The victory denied the Padres a sweep in a potential National League Division Series preview, and put the Brewers (96-63) on the cusp of clinching the NL’s No. 1 seed over the Phillies. Because the Brewers own the tiebreaker, all they need is one more Philadelphia loss — beginning Wednesday night in Miami — or one Milwaukee victory over the Reds this weekend at American Family Field, which would have the dual effect of surpassing the Brewers’ 96-win teams in 2011 and 2018.

“This is the best clubhouse to be in in baseball, and I’m lucky to be here,” said reliever Erick Fedde, who’d already pitched for the Cardinals and Braves this season before jumping on the Brewers’ runaway train in late August. “There’s so much positivity with confidence, but everybody is holding each other accountable. I think that comes from the top down. ‘Murph’ [manager Pat Murphy] has got these guys playing hard, playing smart, not making a lot of silly mistakes.

“That can be the difference in 10 wins in a year, in being the best club in baseball and not making the playoffs. From the top down, it feels like a well-run machine.”

That machine is chugging toward a No. 1 seed, which would come with home field advantage throughout the playoffs, including in the World Series, as the Brewers already have locked up a better record than every team in the American League.

It would also give the Brewers the best record in baseball for the second time in franchise history. The other time was 1982, when Robin Yount, Paul Molitor & Co. went 95-67 in the regular season and played all the way to the World Series.

But that’s getting ahead of ourselves. First, the Brewers would have to win a postseason series, and to do that, they’ll have to spark an offense coming off a relatively stale road trip.

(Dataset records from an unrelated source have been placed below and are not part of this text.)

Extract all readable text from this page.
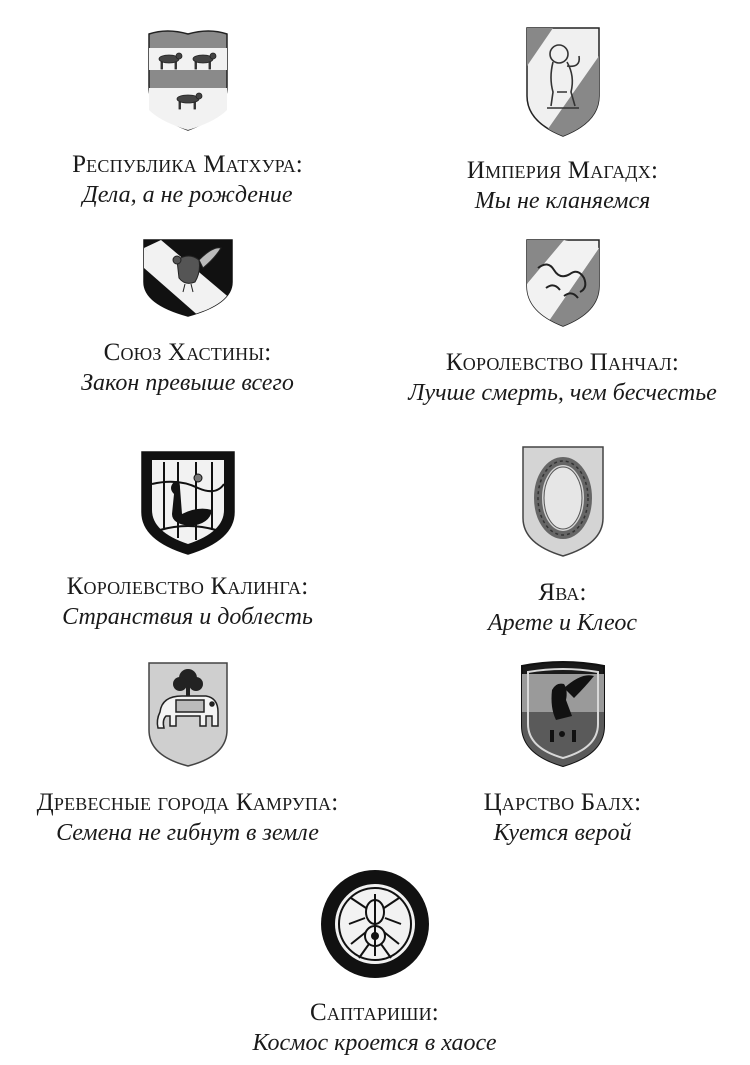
Республика Матхура:
Дела, а не рождение
Империя Магадх:
Мы не кланяемся
Союз Хастины:
Закон превыше всего
Королевство Панчал:
Лучше смерть, чем бесчестье
Королевство Калинга:
Странствия и доблесть
Ява:
Арете и Клеос
Древесные города Камрупа:
Семена не гибнут в земле
Царство Балх:
Куется верой
Саптариши:
Космос кроется в хаосе
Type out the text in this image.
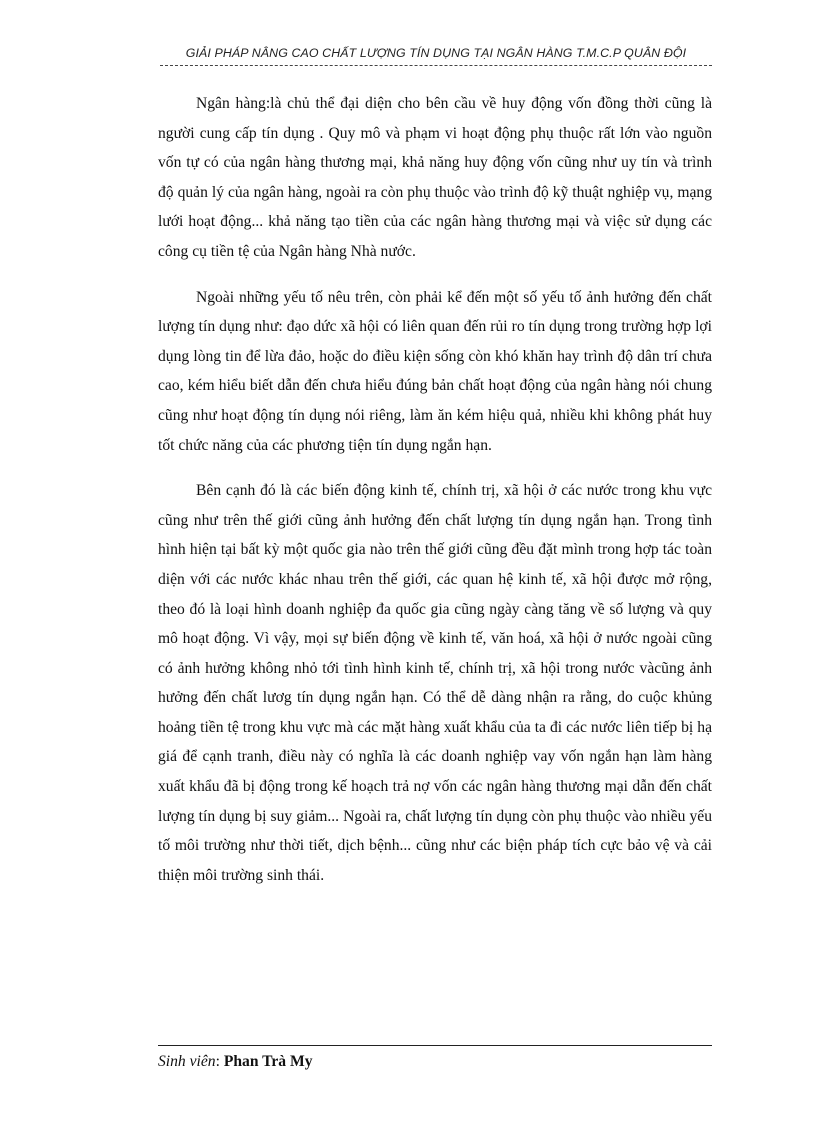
GIẢI PHÁP NÂNG CAO CHẤT LƯỢNG TÍN DỤNG TẠI NGÂN HÀNG T.M.C.P QUÂN ĐỘI

Ngân hàng:là chủ thể đại diện cho bên cầu về huy động vốn đồng thời cũng là người cung cấp tín dụng . Quy mô và phạm vi hoạt động phụ thuộc rất lớn vào nguồn vốn tự có của ngân hàng thương mại, khả năng huy động vốn cũng như uy tín và trình độ quản lý của ngân hàng, ngoài ra còn phụ thuộc vào trình độ kỹ thuật nghiệp vụ, mạng lưới hoạt động... khả năng tạo tiền của các ngân hàng thương mại và việc sử dụng các công cụ tiền tệ của Ngân hàng Nhà nước.

Ngoài những yếu tố nêu trên, còn phải kể đến một số yếu tố ảnh hưởng đến chất lượng tín dụng như: đạo dức xã hội có liên quan đến rủi ro tín dụng trong trường hợp lợi dụng lòng tin để lừa đảo, hoặc do điều kiện sống còn khó khăn hay trình độ dân trí chưa cao, kém hiểu biết dẫn đến chưa hiểu đúng bản chất hoạt động của ngân hàng nói chung cũng như hoạt động tín dụng nói riêng, làm ăn kém hiệu quả, nhiều khi không phát huy tốt chức năng của các phương tiện tín dụng ngắn hạn.

Bên cạnh đó là các biến động kinh tế, chính trị, xã hội ở các nước trong khu vực cũng như trên thế giới cũng ảnh hưởng đến chất lượng tín dụng ngắn hạn. Trong tình hình hiện tại bất kỳ một quốc gia nào trên thế giới cũng đều đặt mình trong hợp tác toàn diện với các nước khác nhau trên thế giới, các quan hệ kinh tế, xã hội được mở rộng, theo đó là loại hình doanh nghiệp đa quốc gia cũng ngày càng tăng về số lượng và quy mô hoạt động. Vì vậy, mọi sự biến động về kinh tế, văn hoá, xã hội ở nước ngoài cũng có ảnh hưởng không nhỏ tới tình hình kinh tế, chính trị, xã hội trong nước vàcũng ảnh hưởng đến chất lươg tín dụng ngắn hạn. Có thể dễ dàng nhận ra rằng, do cuộc khủng hoảng tiền tệ trong khu vực mà các mặt hàng xuất khẩu của ta đi các nước liên tiếp bị hạ giá để cạnh tranh, điều này có nghĩa là các doanh nghiệp vay vốn ngắn hạn làm hàng xuất khẩu đã bị động trong kế hoạch trả nợ vốn các ngân hàng thương mại dẫn đến chất lượng tín dụng bị suy giảm... Ngoài ra, chất lượng tín dụng còn phụ thuộc vào nhiều yếu tố môi trường như thời tiết, dịch bệnh... cũng như các biện pháp tích cực bảo vệ và cải thiện môi trường sinh thái.

Sinh viên: Phan Trà My
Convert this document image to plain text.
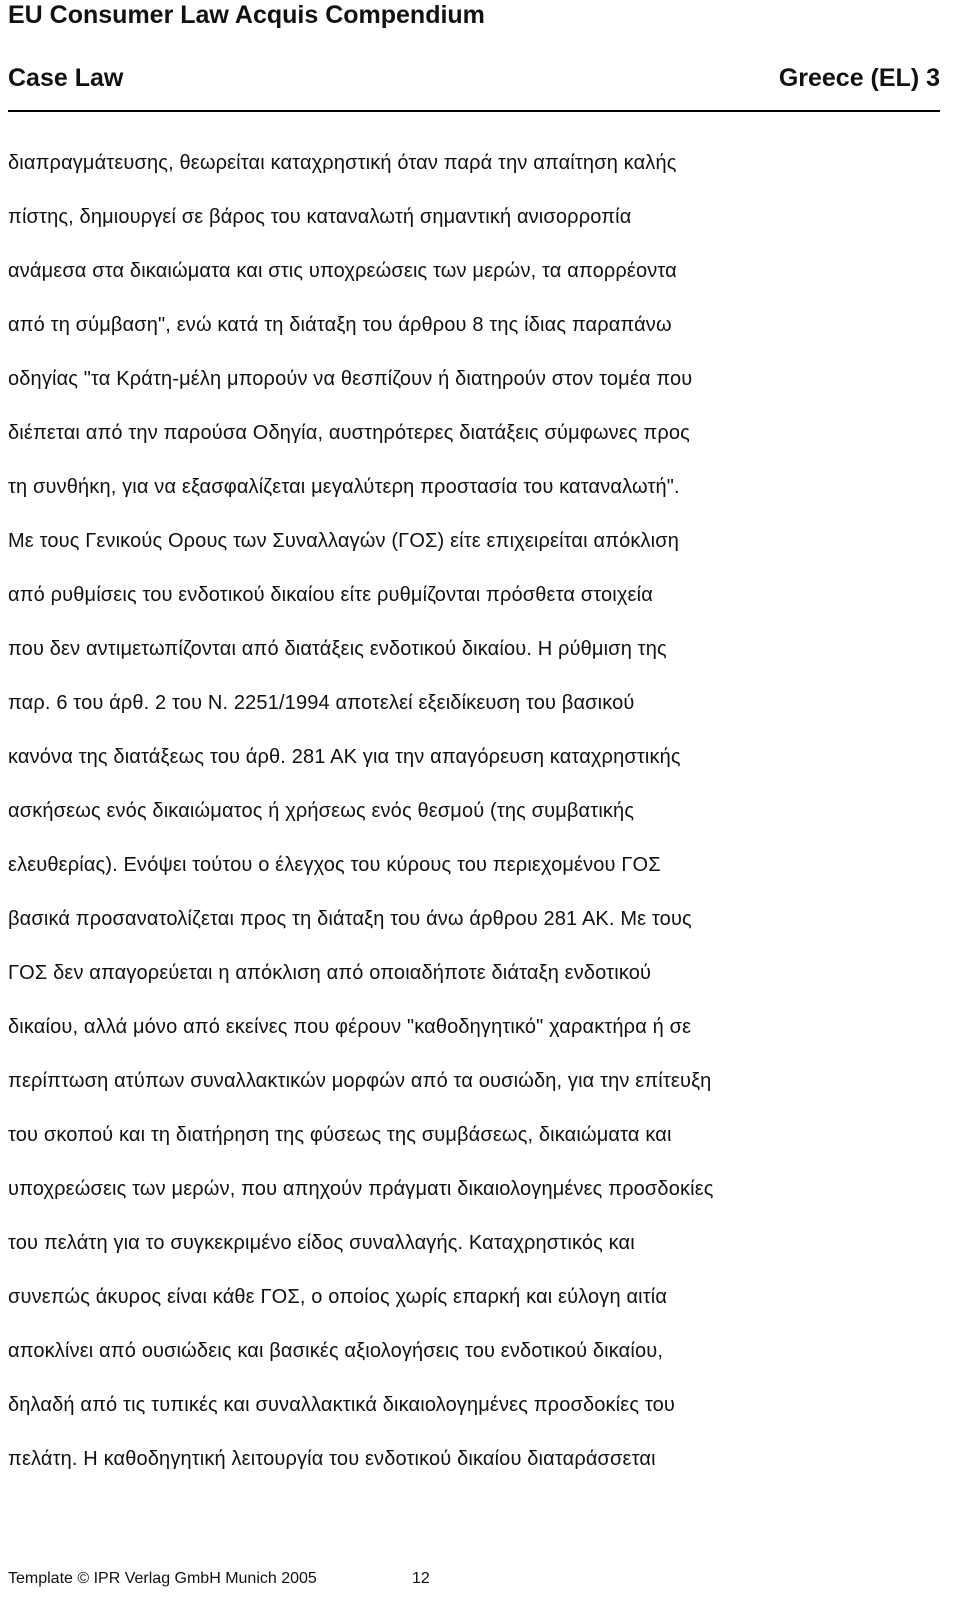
EU Consumer Law Acquis Compendium
Case Law	Greece (EL) 3
διαπραγμάτευσης, θεωρείται καταχρηστική όταν παρά την απαίτηση καλής
πίστης, δημιουργεί σε βάρος του καταναλωτή σημαντική ανισορροπία
ανάμεσα στα δικαιώματα και στις υποχρεώσεις των μερών, τα απορρέοντα
από τη σύμβαση", ενώ κατά τη διάταξη του άρθρου 8 της ίδιας παραπάνω
οδηγίας "τα Κράτη-μέλη μπορούν να θεσπίζουν ή διατηρούν στον τομέα που
διέπεται από την παρούσα Οδηγία, αυστηρότερες διατάξεις σύμφωνες προς
τη συνθήκη, για να εξασφαλίζεται μεγαλύτερη προστασία του καταναλωτή".
Με τους Γενικούς Ορους των Συναλλαγών (ΓΟΣ) είτε επιχειρείται απόκλιση
από ρυθμίσεις του ενδοτικού δικαίου είτε ρυθμίζονται πρόσθετα στοιχεία
που δεν αντιμετωπίζονται από διατάξεις ενδοτικού δικαίου. Η ρύθμιση της
παρ. 6 του άρθ. 2 του Ν. 2251/1994 αποτελεί εξειδίκευση του βασικού
κανόνα της διατάξεως του άρθ. 281 ΑΚ για την απαγόρευση καταχρηστικής
ασκήσεως ενός δικαιώματος ή χρήσεως ενός θεσμού (της συμβατικής
ελευθερίας). Ενόψει τούτου ο έλεγχος του κύρους του περιεχομένου ΓΟΣ
βασικά προσανατολίζεται προς τη διάταξη του άνω άρθρου 281 ΑΚ. Με τους
ΓΟΣ δεν απαγορεύεται η απόκλιση από οποιαδήποτε διάταξη ενδοτικού
δικαίου, αλλά μόνο από εκείνες που φέρουν "καθοδηγητικό" χαρακτήρα ή σε
περίπτωση ατύπων συναλλακτικών μορφών από τα ουσιώδη, για την επίτευξη
του σκοπού και τη διατήρηση της φύσεως της συμβάσεως, δικαιώματα και
υποχρεώσεις των μερών, που απηχούν πράγματι δικαιολογημένες προσδοκίες
του πελάτη για το συγκεκριμένο είδος συναλλαγής. Καταχρηστικός και
συνεπώς άκυρος είναι κάθε ΓΟΣ, ο οποίος χωρίς επαρκή και εύλογη αιτία
αποκλίνει από ουσιώδεις και βασικές αξιολογήσεις του ενδοτικού δικαίου,
δηλαδή από τις τυπικές και συναλλακτικά δικαιολογημένες προσδοκίες του
πελάτη. Η καθοδηγητική λειτουργία του ενδοτικού δικαίου διαταράσσεται
Template © IPR Verlag GmbH Munich 2005	12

Chourio was among the hitters who stalled, stuck in an 0-for-20 funk before he lined a two-out single off Padres reliever Adrian Morejon in the seventh inning to give the Brewers a chance to reclaim a lead they’d just lost when Jackson Merrill hit a two-out solo homer off Fedde in the sixth to mar what had been an excellent outing of eight up, eight down. Fedde came in behind Chad Patrick, who delivered three scoreless innings on three days’ rest so the Brewers could push originally-scheduled starter Quinn Priester to Friday and deny the Padres a look at him, in the event these teams play again in the NLDS.

Chourio stole second base, then scored on Brice Turang’s single to give the Brewers a lead that grew when catcher Danny Jansen smacked a homer off the Western Metal Supply Co. building in the ninth. It held up after Nick Mears escaped a one-out, bases-loaded jam in the seventh inning and Jared Koenig and Abner Uribe closed it out.

For Chourio, it was just the kind of afternoon he needed.

“That’s the game of baseball for you right there,” Chourio said via translator Daniel de Mondesert. “That’s what makes the game so hard and also what makes it so special at the same time. You’re going to go through stretches like that where you could call it a slump, but then you’re also going to go through moments that are the opposite, when you’re feeling really good at the plate and getting hits everywhere. You have to learn from the bad moments and try to take advantage of the good ones, and just try to keep going.”

His day began with a bad moment, when Chourio chased a high fastball from Dylan Cease for the seventh strikeout of what was at the time an 0-for-19 funk. But Chourio bounced right back in the bottom of the inning, when he sized-up Xander Bogaerts’ two-out, two-on fly ball and made a leaping catch at the center field wall.

“He was pressing a little bit, trying to produce numbers, and that’s not winning baseball,” said Murphy of Chourio’s recent struggles. “Winning baseball is staying in your process. As young as he is, hopefully he learns. I think the catch helped him.”

Chourio and the Brewers have three more games to build confidence for October. And three more chances to turn a surprising season into the winningest season in franchise history.

“This team has a way of figuring out a way of doing the unexpected,” Murphy said. “I trust them.”